Madge went ahead till she reached the drawing-room door; there she suddenly paused, waved herself to one side, and let Lois go in before her. Lois was promptly wrapped in Mrs. Wishart's arms, and had to endure a most warm and heartfelt embracing and congratulating. The lady was delighted. Meanwhile Madge found herself shaking hands with Philip.
"You know all about it?" he said, looking hard at her, and holding her hand fast.

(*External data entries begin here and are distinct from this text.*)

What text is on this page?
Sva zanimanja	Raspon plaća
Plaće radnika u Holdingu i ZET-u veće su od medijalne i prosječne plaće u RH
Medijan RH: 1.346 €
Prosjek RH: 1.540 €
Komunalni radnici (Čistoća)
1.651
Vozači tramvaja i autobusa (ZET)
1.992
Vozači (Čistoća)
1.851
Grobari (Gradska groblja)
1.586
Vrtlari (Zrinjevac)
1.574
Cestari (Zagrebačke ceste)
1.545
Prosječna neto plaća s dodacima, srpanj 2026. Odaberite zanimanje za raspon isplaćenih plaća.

"If you mean what Lois has told me--"
"Are not you going to wish me joy?"
"There is no occasion--for anybody who has got Lois," said Madge. And then she choked, pulled her hand away, and broke down. And when Lois got free from Mrs. Wishart, she saw Madge sitting with her head in her hands, and Mr. Dillwyn bending over her. Lois came swiftly behind and put both arms softly around her sister.
"It's no use!" said Madge, sobbing and yet defiant. "He has got you, and I haven't got you any longer. Let me alone--I am not going to be a fool, but to be asked to wish him joy is too much." And she broke away and ran off.
Lois could have followed her with all her heart; but she had herself habitually under better control than Madge, and knew with fine instinct what was due to others. Her eyes glistened; nevertheless her bearing was quiet and undisturbed; and a second time to-day Mr. Dillwyn was charmed with the grace of her manner. I must add that Madge presently made her appearance again, and was soon as gay as usual; her lucubrations even going so far before the end of luncheon as to wonder _where_ Lois would hold her wedding. Will she fetch all the folks down here? thought Madge. Or will everybody go to Shampuashuh?
With the decision, however, the reader need not be troubled.